The recent Cop26 global summit marked a big shift in moving away from words and rules on climate action, to "the hows" on how global warming can be addressed, according to former EU Commissioner for Climate Action Connie Hedegaard.
Cop26 delivered real progress and could have gone much worse because of issues such as Covid-19 and the climate finance controversy with failed promises of sustained support for developing countries, she told an Institute of International and European Affairs webinar.
"For the first time science was not questioned," added Ms Hedegaard who is chair of the European Commission Mission Board on Adaptation to Climate Change. "Normally there are a handful or more of spoiler nations. This time that was not so. Everybody sees that now climate change is for real.
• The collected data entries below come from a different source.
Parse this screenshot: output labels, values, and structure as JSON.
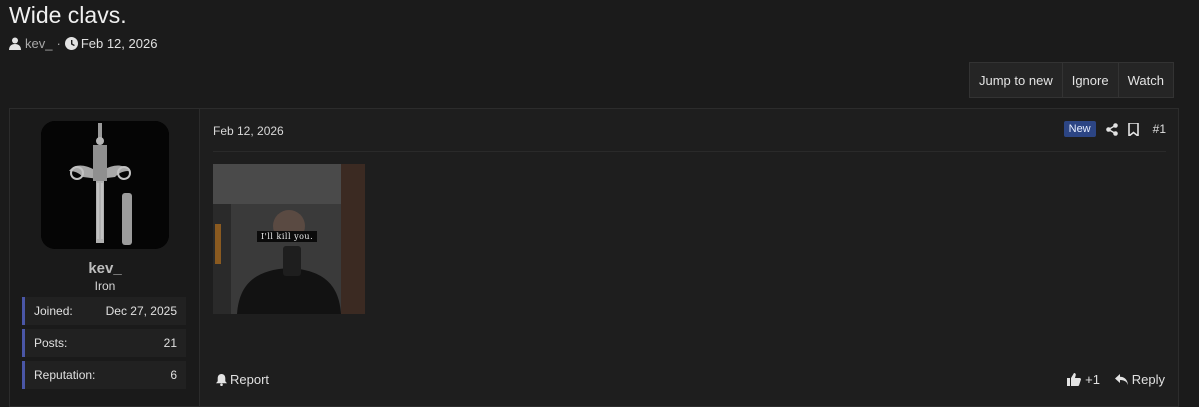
{
  "thread": {
    "title": "Wide clavs.",
    "author": "kev_",
    "separator": "·",
    "date": "Feb 12, 2026"
  },
  "actions": {
    "jump_to_new": "Jump to new",
    "ignore": "Ignore",
    "watch": "Watch"
  },
  "post": {
    "date": "Feb 12, 2026",
    "badge": "New",
    "number": "#1",
    "image_caption": "I'll kill you.",
    "report_label": "Report",
    "reaction_count": "+1",
    "reply_label": "Reply"
  },
  "user": {
    "name": "kev_",
    "title": "Iron",
    "stats": [
      {
        "label": "Joined:",
        "value": "Dec 27, 2025"
      },
      {
        "label": "Posts:",
        "value": "21"
      },
      {
        "label": "Reputation:",
        "value": "6"
      }
    ]
  },
  "icons": {
    "user": "user-icon",
    "clock": "clock-icon",
    "share": "share-icon",
    "bookmark": "bookmark-icon",
    "bell": "bell-icon",
    "thumbs_up": "thumbs-up-icon",
    "reply": "reply-icon"
  },
  "colors": {
    "background": "#1b1b1b",
    "new_badge": "#2c4584",
    "stat_accent": "#4a56a6"
  }
}
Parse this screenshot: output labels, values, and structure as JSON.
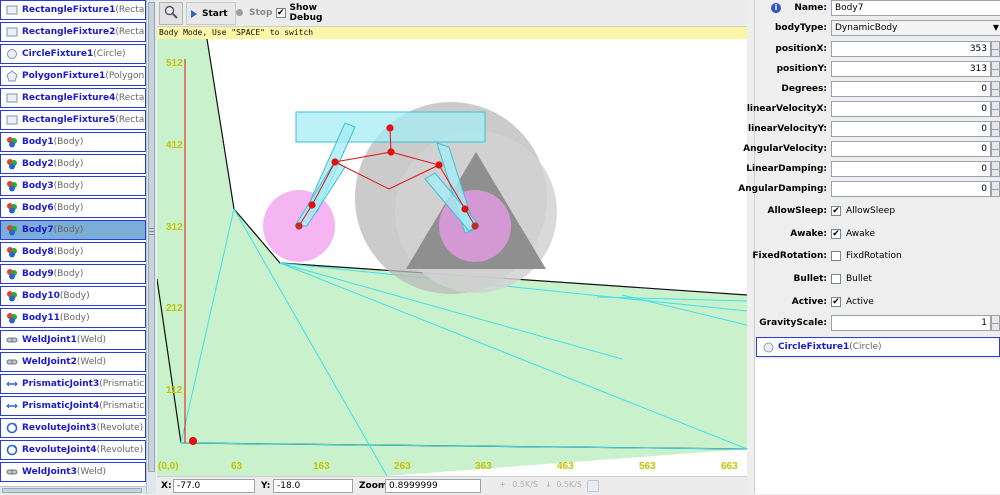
{
  "tree": {
    "items": [
      {
        "name": "RectangleFixture1",
        "type": "(Rectangle",
        "icon": "rectangle-fixture-icon",
        "selected": false
      },
      {
        "name": "RectangleFixture2",
        "type": "(Rectangle",
        "icon": "rectangle-fixture-icon",
        "selected": false
      },
      {
        "name": "CircleFixture1",
        "type": "(Circle)",
        "icon": "circle-fixture-icon",
        "selected": false
      },
      {
        "name": "PolygonFixture1",
        "type": "(Polygon)",
        "icon": "polygon-fixture-icon",
        "selected": false
      },
      {
        "name": "RectangleFixture4",
        "type": "(Rectangle",
        "icon": "rectangle-fixture-icon",
        "selected": false
      },
      {
        "name": "RectangleFixture5",
        "type": "(Rectangle",
        "icon": "rectangle-fixture-icon",
        "selected": false
      },
      {
        "name": "Body1",
        "type": "(Body)",
        "icon": "body-icon",
        "selected": false
      },
      {
        "name": "Body2",
        "type": "(Body)",
        "icon": "body-icon",
        "selected": false
      },
      {
        "name": "Body3",
        "type": "(Body)",
        "icon": "body-icon",
        "selected": false
      },
      {
        "name": "Body6",
        "type": "(Body)",
        "icon": "body-icon",
        "selected": false
      },
      {
        "name": "Body7",
        "type": "(Body)",
        "icon": "body-icon",
        "selected": true
      },
      {
        "name": "Body8",
        "type": "(Body)",
        "icon": "body-icon",
        "selected": false
      },
      {
        "name": "Body9",
        "type": "(Body)",
        "icon": "body-icon",
        "selected": false
      },
      {
        "name": "Body10",
        "type": "(Body)",
        "icon": "body-icon",
        "selected": false
      },
      {
        "name": "Body11",
        "type": "(Body)",
        "icon": "body-icon",
        "selected": false
      },
      {
        "name": "WeldJoint1",
        "type": "(Weld)",
        "icon": "weld-joint-icon",
        "selected": false
      },
      {
        "name": "WeldJoint2",
        "type": "(Weld)",
        "icon": "weld-joint-icon",
        "selected": false
      },
      {
        "name": "PrismaticJoint3",
        "type": "(Prismatic)",
        "icon": "prismatic-joint-icon",
        "selected": false
      },
      {
        "name": "PrismaticJoint4",
        "type": "(Prismatic)",
        "icon": "prismatic-joint-icon",
        "selected": false
      },
      {
        "name": "RevoluteJoint3",
        "type": "(Revolute)",
        "icon": "revolute-joint-icon",
        "selected": false
      },
      {
        "name": "RevoluteJoint4",
        "type": "(Revolute)",
        "icon": "revolute-joint-icon",
        "selected": false
      },
      {
        "name": "WeldJoint3",
        "type": "(Weld)",
        "icon": "weld-joint-icon",
        "selected": false
      }
    ]
  },
  "toolbar": {
    "start_label": "Start",
    "stop_label": "Stop",
    "debug_label": "Show Debug",
    "debug_checked": true
  },
  "canvas": {
    "mode_text": "Body Mode, Use  \"SPACE\"  to switch",
    "origin_label": "(0,0)",
    "y_ticks": [
      "512",
      "412",
      "312",
      "212",
      "112"
    ],
    "x_ticks": [
      "63",
      "163",
      "263",
      "363",
      "463",
      "563",
      "663"
    ],
    "colors": {
      "ground_fill": "#c9f2cc",
      "edge_cyan": "#3ee0ea",
      "gray_wheel": "#b9b9b9",
      "pink_wheel": "#f2a8f0",
      "joint_red": "#e01010",
      "axis_tick_text": "#c6c200"
    }
  },
  "status": {
    "x_label": "X:",
    "x_value": "-77.0",
    "y_label": "Y:",
    "y_value": "-18.0",
    "zoom_label": "Zoom:",
    "zoom_value": "0.8999999",
    "rate1": "0.5K/S",
    "rate2": "0.5K/S"
  },
  "props": {
    "name_label": "Name:",
    "name_value": "Body7",
    "bodytype_label": "bodyType:",
    "bodytype_value": "DynamicBody",
    "rows": [
      {
        "label": "positionX:",
        "value": "353"
      },
      {
        "label": "positionY:",
        "value": "313"
      },
      {
        "label": "Degrees:",
        "value": "0"
      },
      {
        "label": "linearVelocityX:",
        "value": "0"
      },
      {
        "label": "linearVelocityY:",
        "value": "0"
      },
      {
        "label": "AngularVelocity:",
        "value": "0"
      },
      {
        "label": "LinearDamping:",
        "value": "0"
      },
      {
        "label": "AngularDamping:",
        "value": "0"
      }
    ],
    "checks": [
      {
        "label": "AllowSleep:",
        "text": "AllowSleep",
        "checked": true
      },
      {
        "label": "Awake:",
        "text": "Awake",
        "checked": true
      },
      {
        "label": "FixedRotation:",
        "text": "FixdRotation",
        "checked": false
      },
      {
        "label": "Bullet:",
        "text": "Bullet",
        "checked": false
      },
      {
        "label": "Active:",
        "text": "Active",
        "checked": true
      }
    ],
    "gravity_label": "GravityScale:",
    "gravity_value": "1",
    "fixture_name": "CircleFixture1",
    "fixture_type": "(Circle)"
  }
}
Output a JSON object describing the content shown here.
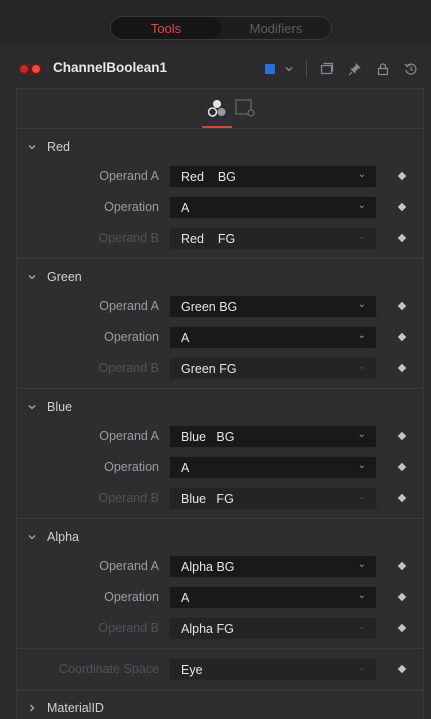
{
  "top_tabs": {
    "tools": "Tools",
    "modifiers": "Modifiers"
  },
  "node": {
    "name": "ChannelBoolean1",
    "color": "#2a6fd6",
    "toggle_color": "#ef4a3c"
  },
  "accent": "#d9443d",
  "sections": {
    "red": {
      "title": "Red",
      "operand_a": {
        "label": "Operand A",
        "value": "Red    BG"
      },
      "operation": {
        "label": "Operation",
        "value": "A"
      },
      "operand_b": {
        "label": "Operand B",
        "value": "Red    FG"
      }
    },
    "green": {
      "title": "Green",
      "operand_a": {
        "label": "Operand A",
        "value": "Green BG"
      },
      "operation": {
        "label": "Operation",
        "value": "A"
      },
      "operand_b": {
        "label": "Operand B",
        "value": "Green FG"
      }
    },
    "blue": {
      "title": "Blue",
      "operand_a": {
        "label": "Operand A",
        "value": "Blue   BG"
      },
      "operation": {
        "label": "Operation",
        "value": "A"
      },
      "operand_b": {
        "label": "Operand B",
        "value": "Blue   FG"
      }
    },
    "alpha": {
      "title": "Alpha",
      "operand_a": {
        "label": "Operand A",
        "value": "Alpha BG"
      },
      "operation": {
        "label": "Operation",
        "value": "A"
      },
      "operand_b": {
        "label": "Operand B",
        "value": "Alpha FG"
      }
    }
  },
  "coordinate_space": {
    "label": "Coordinate Space",
    "value": "Eye"
  },
  "material_id": {
    "title": "MaterialID"
  },
  "icons": {
    "node_toggle": "toggle-icon",
    "color_swatch": "color-swatch-icon",
    "dropdown": "chevron-down-icon",
    "window": "window-icon",
    "pin": "pin-icon",
    "lock": "lock-icon",
    "reset": "reset-icon",
    "tab_controls": "controls-tab-icon",
    "tab_settings": "settings-tab-icon",
    "expanded": "chevron-down-icon",
    "collapsed": "chevron-right-icon",
    "keyframe": "keyframe-diamond-icon"
  }
}
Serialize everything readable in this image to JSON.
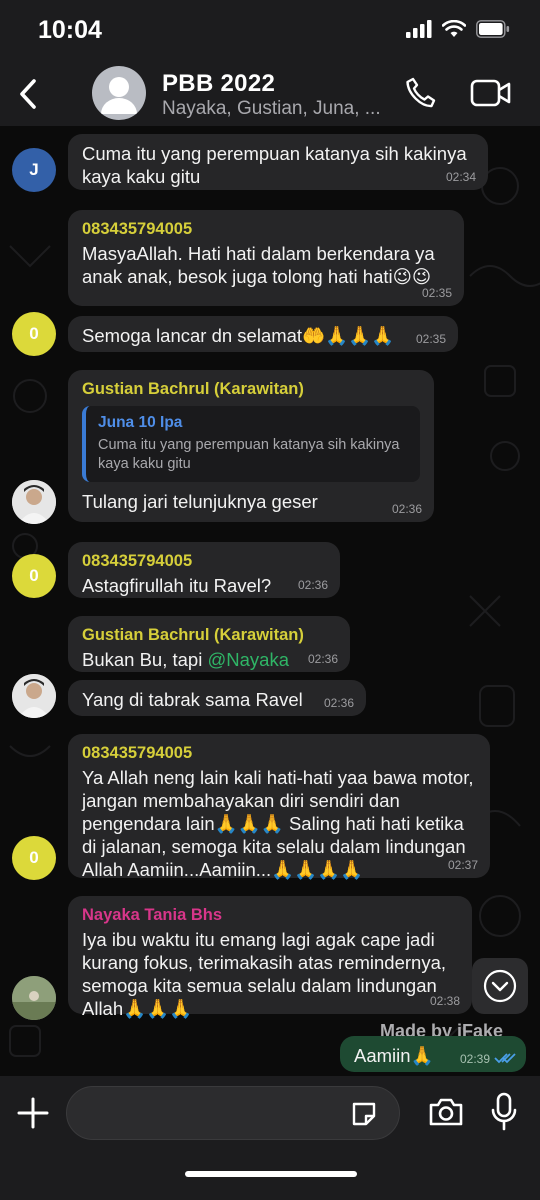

It means everybody is discussing 'the hows'."
The ambition mechanism worked, she insisted, whereby “we will have to look each other into the eyes and say ‘OK if you’re doing your part as promised, I will also do mine – and maybe I can do a bit more in line with innovation, taking up pace in line with prices coming down, in line with technologies developing’.”
Department of Foreign Affairs climate director Dr Sinéad Walsh said the UN climate change conference was productive and constructive “but we are nowhere near where we need to be”.
More progress had been make on “loss and damage” than expected, in developing a mechanism to provide financal supports for developing countries in the face of “climate impacts that are so bad that you cannot even adapt to them”.
This resulted from developing countries coming out like never before, she believed, and saying "this is not enough, given what we're facing" – a stance strongly supported by Ireland.
In addition, there was a commitment to double finance for “adaptation” by 2025 to help climate-vulnerable countries adapt to inevitable impacts from global warming.
UCC Students Union environmental officer Alicia O'Sullivan, who represented the university at Cop26, said there were many positives including addressing commitments on stopping deforestation; on methane and phasing down coal but the outcome, which had been described as "a compromise", could not be reconciled with a world about to experience 2.4 degrees of warming.
“I don’t understand how we can compromise with the climate crisis and, essentially, compromise peoples’ lives,” she added, as that meant more heatwaves; inundation of coastal cities, crop loss, disease and conflict with millions more suffering.
She told the REthink Energy webinar series co-hosted with the ESB she was motivated to get involved in climate action "because it sickens me that not only do people purposefully harm our climate and our biodiversity, but they actually profit from the harm they cause".
The role of the private sector, including companies and finance houses, was a significant positive, said Prof Morgan Bazilian, director of the Payne Institute for Public Policy in the US and member of the Climate Change Advisory Council. This was not confined to announcements, he noted, but included concrete actions that are taking place, which "is both admirable and desperately needed".
He added: "As usual, there was too much 'blah, blah, blah' as Miss Thunberg rightly pointed out some weeks prior to the event." Refrains about moving from ambition to action have been repeated so often "as to be utterly hollow", Prof Brazilian believed.
Despite this, he said Ireland should be proud as it came to Glasgow with long-term net-zero emissions goals, while also doing the much more difficult work in making detailed plans and policies to meet them. Such an approach is rare but essential, he added.
The Biden administration in the US had not heeded his advice on coming to Glasgow with considerable humility while showing they were back at the global climate talks table. But it deserved credit for leading a coalition on addressing methane emissions, which was a key contribution, Prof Bazilian said.
The Paris agreement reflects the reality and limits of the UN process, he said, notably in creating frameworks for voluntary pledges, he said. “That is fine and good but should not be mistaken for globally-binding agreements.”
In addition, the massive gap between rich and poor was on clear display, with deeply entrenched inequality going beyond the climate arena. The truth was poverty alleviation rather climate change remained the main priority of many countries. Thinking otherwise led to too many mis-steps, though work done by Ireland on this particular issue was “nothing short of world-leading”, he said.